I know how many engineers get angry if asked to “reverse a linked list”. But, if you really want to get this job, you will have to overcome your Ego. Or, someone else will get this job.

Ask if you can use Google

As an interviewer, I always allow candidate to use Google Search, Stack Overflow, even GitHub to find a pattern, API usage, solution, etc.

This is not a cheating. Ability to search and pick the right answers is critical in our industry.

So, ask your interviewer if you can leverage any of the resources. This will not decrease your score if you justify the need.
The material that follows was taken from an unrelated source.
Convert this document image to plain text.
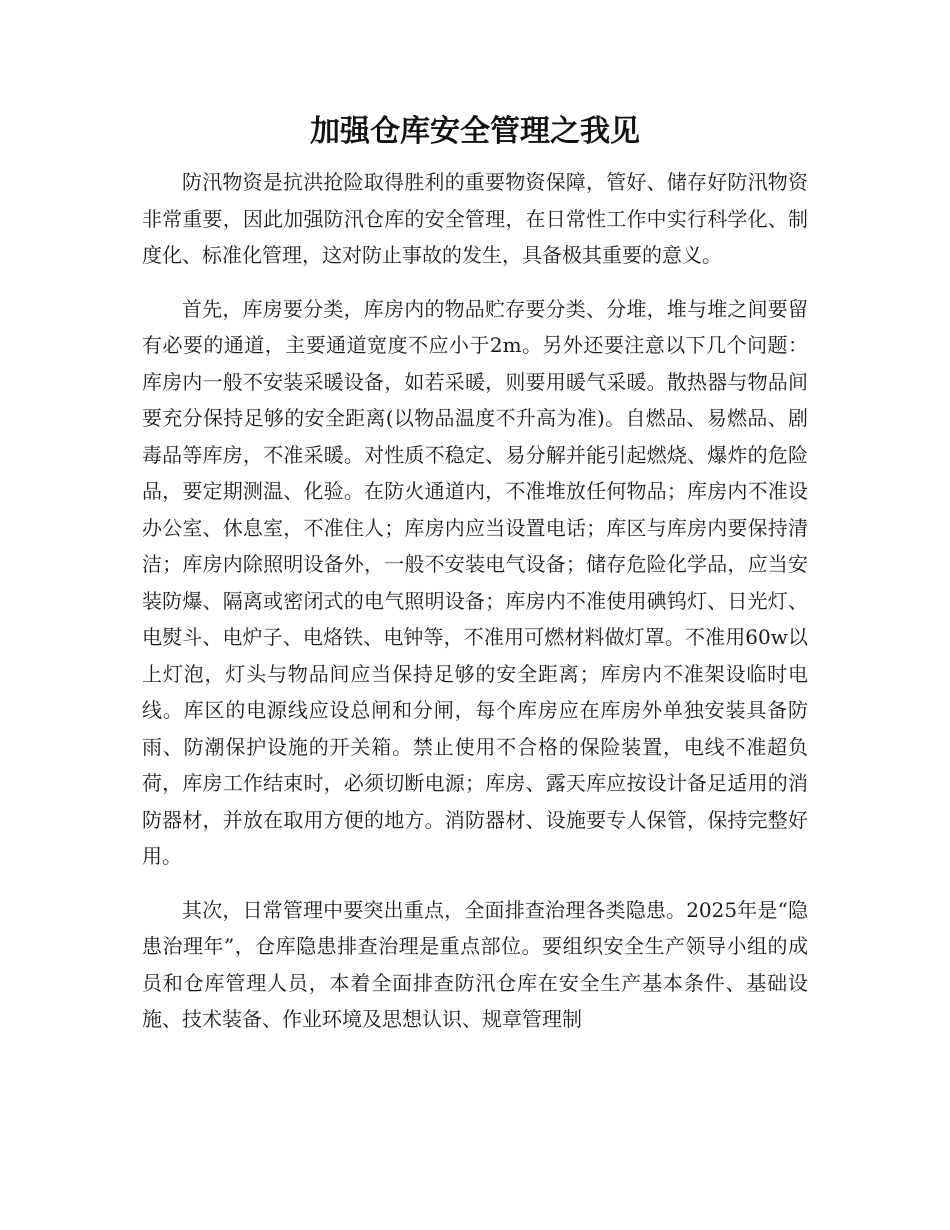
加强仓库安全管理之我见

防汛物资是抗洪抢险取得胜利的重要物资保障，管好、储存好防汛物资非常重要，因此加强防汛仓库的安全管理，在日常性工作中实行科学化、制度化、标准化管理，这对防止事故的发生，具备极其重要的意义。

首先，库房要分类，库房内的物品贮存要分类、分堆，堆与堆之间要留有必要的通道，主要通道宽度不应小于2m。另外还要注意以下几个问题：库房内一般不安装采暖设备，如若采暖，则要用暖气采暖。散热器与物品间要充分保持足够的安全距离(以物品温度不升高为准)。自燃品、易燃品、剧毒品等库房，不准采暖。对性质不稳定、易分解并能引起燃烧、爆炸的危险品，要定期测温、化验。在防火通道内，不准堆放任何物品；库房内不准设办公室、休息室，不准住人；库房内应当设置电话；库区与库房内要保持清洁；库房内除照明设备外，一般不安装电气设备；储存危险化学品，应当安装防爆、隔离或密闭式的电气照明设备；库房内不准使用碘钨灯、日光灯、电熨斗、电炉子、电烙铁、电钟等，不准用可燃材料做灯罩。不准用60w以上灯泡，灯头与物品间应当保持足够的安全距离；库房内不准架设临时电线。库区的电源线应设总闸和分闸，每个库房应在库房外单独安装具备防雨、防潮保护设施的开关箱。禁止使用不合格的保险装置，电线不准超负荷，库房工作结束时，必须切断电源；库房、露天库应按设计备足适用的消防器材，并放在取用方便的地方。消防器材、设施要专人保管，保持完整好用。

其次，日常管理中要突出重点，全面排查治理各类隐患。2025年是“隐患治理年”，仓库隐患排查治理是重点部位。要组织安全生产领导小组的成员和仓库管理人员，本着全面排查防汛仓库在安全生产基本条件、基础设施、技术装备、作业环境及思想认识、规章管理制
Think broad on system design interviews

System design interviews test for different skills, that’s true. What to pay attention for here:

  • Print and have a system design checklist on your table.
  • Always consider faults, edge cases, system abuse.
  • Always consider performance, latencies, load factor.
  • Be familiar with UML, know basic diagram types.
  • Do not reinvent a wheel: refer to existing technologies.

Pick single instrument for coding design interviews

Many engineers can code in various programming languages. However, for the purpose of a coding interview, it is important to pick one and ace this instrument: from syntax to debugging. Say, if you were not coding in C++ for last two years and now decided to apply for a position needed C++, then please brush up your knowledge: try code a few simple challenges, debug them, write tests, etc.

It is always better to demonstrate excellent knowledge of a single instrument than advertising your know many programming languages not being able to “reverse a linked list” with any of them.

Take-Away Checklist

  1. Rewrite your CV: be prepared to prove every point, do not lie. You ideal CV needs to be written from scratch for the specific position, emphasizing details important for the position.
  2. Home-work: research for the company and the position. Try finding current employees feedback about the company.
  3. Take a mock-interview, if possible.
  4. During the interview: keep eye contact, keep talking all the time.
  5. Make notes about everything said by the interviewer.
  6. Always ask clarifying questions about the challenge and requirements.
  7. Prove your solution is working by running tests. Never say “I am done” until you test your solution and the interviewer is happy with the complexity.
  8. Control your Ego: be prepared to “reverse a linked list”.
  9. Be friendly, make the interviewer to be your friend, do not hesitate to ask for a piece of advice when you are stuck.
  10. Always have several opportunities in your queue to increase your bargain power.